I have an indulgent voracious reader of a husband, who allowed me to purchase ten books from a neighborhood thrift store (with a great cause) to take on our recent romantic getaway to Charlotte, North Carolina.
Among these ten books, I grabbed, for the title and the cover alone, the book My Summer in a Garden by Charles Dudley Warner. It's a charming read, the most pithy of books I have ever come across. And I'm here to recommend it as a diverting and certainly amusing piece of timeless literature.
Side note: My book reviews say very little about the theme or tone or message of a book. Rather, they are my slight impression (because they will inevitably make a different impression on you) and then a little taste of the flavour of the book. Everyone loves a good free sample. Here you are.
I must say, before I conclude, that this book contained the longest Introduction I have ever seen or read.
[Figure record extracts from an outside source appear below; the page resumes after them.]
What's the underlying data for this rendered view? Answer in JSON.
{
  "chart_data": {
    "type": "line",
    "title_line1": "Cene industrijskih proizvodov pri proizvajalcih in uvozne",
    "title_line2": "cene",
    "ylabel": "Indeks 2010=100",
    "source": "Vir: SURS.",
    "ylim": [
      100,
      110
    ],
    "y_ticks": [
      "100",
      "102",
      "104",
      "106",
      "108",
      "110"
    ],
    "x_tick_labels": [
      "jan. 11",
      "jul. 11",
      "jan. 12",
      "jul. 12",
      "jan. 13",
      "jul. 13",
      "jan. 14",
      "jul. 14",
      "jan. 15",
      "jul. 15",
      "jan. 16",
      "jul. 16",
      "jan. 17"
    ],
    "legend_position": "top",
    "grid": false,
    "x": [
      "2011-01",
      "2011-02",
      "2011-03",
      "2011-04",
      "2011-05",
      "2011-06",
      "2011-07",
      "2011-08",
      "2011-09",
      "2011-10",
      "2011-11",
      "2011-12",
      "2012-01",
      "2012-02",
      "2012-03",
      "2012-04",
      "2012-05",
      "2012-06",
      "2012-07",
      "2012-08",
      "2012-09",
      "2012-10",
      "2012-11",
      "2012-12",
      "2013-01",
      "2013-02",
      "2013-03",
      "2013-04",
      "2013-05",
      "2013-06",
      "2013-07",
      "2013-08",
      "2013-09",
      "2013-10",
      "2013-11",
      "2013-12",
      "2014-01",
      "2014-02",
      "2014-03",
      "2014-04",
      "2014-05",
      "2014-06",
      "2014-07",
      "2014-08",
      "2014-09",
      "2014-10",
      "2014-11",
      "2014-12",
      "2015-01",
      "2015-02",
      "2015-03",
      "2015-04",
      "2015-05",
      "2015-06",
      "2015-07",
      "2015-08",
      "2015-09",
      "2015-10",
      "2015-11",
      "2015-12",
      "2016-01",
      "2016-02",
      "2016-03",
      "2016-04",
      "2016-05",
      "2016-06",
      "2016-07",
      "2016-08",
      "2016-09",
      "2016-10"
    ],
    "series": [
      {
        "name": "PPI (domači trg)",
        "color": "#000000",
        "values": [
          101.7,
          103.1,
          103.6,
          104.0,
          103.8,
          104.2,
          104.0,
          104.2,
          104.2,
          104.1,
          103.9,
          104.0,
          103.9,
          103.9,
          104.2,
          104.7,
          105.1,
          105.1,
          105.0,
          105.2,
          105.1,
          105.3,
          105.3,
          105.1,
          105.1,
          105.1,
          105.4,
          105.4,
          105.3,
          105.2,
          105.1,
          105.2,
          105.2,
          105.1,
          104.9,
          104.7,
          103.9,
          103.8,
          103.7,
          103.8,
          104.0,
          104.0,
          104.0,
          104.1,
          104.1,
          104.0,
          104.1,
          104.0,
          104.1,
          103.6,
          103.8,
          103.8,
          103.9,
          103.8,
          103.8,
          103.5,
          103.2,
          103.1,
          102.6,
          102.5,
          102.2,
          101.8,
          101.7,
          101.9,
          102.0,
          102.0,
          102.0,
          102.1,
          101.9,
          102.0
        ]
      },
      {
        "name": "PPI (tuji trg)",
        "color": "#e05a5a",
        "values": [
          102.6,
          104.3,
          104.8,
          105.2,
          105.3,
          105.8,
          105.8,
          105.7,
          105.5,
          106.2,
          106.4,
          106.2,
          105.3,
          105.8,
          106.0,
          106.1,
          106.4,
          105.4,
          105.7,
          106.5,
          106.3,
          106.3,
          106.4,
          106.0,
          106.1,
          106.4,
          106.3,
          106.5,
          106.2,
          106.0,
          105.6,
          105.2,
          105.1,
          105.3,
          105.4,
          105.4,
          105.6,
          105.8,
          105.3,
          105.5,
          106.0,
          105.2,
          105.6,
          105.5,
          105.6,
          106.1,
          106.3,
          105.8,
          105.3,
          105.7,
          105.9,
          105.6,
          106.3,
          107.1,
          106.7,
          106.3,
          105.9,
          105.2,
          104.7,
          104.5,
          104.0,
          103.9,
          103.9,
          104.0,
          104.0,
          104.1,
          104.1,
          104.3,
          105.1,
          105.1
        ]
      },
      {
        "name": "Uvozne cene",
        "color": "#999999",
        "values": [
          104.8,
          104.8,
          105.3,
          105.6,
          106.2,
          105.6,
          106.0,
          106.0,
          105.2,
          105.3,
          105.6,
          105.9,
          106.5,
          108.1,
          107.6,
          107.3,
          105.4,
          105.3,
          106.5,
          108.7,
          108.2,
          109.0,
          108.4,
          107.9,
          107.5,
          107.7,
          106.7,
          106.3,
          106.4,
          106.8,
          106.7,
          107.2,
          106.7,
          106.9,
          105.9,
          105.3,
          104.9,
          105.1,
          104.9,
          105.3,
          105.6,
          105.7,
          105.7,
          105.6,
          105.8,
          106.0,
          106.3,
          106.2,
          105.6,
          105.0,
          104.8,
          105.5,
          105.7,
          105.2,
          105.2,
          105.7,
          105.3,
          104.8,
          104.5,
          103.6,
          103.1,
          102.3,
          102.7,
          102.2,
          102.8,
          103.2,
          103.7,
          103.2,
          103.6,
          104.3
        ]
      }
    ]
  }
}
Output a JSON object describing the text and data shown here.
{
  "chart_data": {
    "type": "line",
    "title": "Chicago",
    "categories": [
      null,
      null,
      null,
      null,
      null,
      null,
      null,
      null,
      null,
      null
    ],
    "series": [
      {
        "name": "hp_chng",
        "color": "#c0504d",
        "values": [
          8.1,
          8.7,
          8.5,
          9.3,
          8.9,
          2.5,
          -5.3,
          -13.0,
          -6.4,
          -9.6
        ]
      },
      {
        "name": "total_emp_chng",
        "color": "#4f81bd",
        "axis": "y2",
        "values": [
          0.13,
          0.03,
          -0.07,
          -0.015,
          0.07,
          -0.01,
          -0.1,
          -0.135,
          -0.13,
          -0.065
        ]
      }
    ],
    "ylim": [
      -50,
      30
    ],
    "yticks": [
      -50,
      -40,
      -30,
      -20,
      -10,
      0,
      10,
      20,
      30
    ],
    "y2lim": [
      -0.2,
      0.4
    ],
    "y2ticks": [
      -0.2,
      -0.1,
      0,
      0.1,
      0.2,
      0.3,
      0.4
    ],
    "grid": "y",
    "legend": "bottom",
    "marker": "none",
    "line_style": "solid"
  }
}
And, while the introduction isn't so amusing as the actual chapters of the book, some of my most notable takeaways were nevertheless found therein.
"The principle value of a private garden is not understood. It is not to give the possessor vegetables or fruit (that can be better and cheaper done by the market-gardeners), but to teach him patience and philosophy, and the higher virtues - hope deferred, and expectations blighted, leading directly to the resignation, and sometimes alienation. The garden is thus becomes a moral agent, a test of character, as it was in the beginning."
"I do not hold myself bound to answer the question, Does gardening pay? It is so difficult to define what is meant by paying. There is a popular notion, that, unless a thing pays, you had better let it alone; and I may say that there is a public opinion that will not let a man or woman continue in the indulgence of a fancy that does not pay. And public opinion is stronger than the legislature, and nearly as strong as the ten commandments: I therefore yield to the popular clamor when I discuss the profit of my garden."
"Of course, there is no such thing as absolute value in this world. You can only estimate what a thing is worth to you. Does gardening in a city pay? You might as well ask if it pays to keep hens, or a trotting-horse, or to wear a gold ring, or to keep your lawn cut, or your hair cut."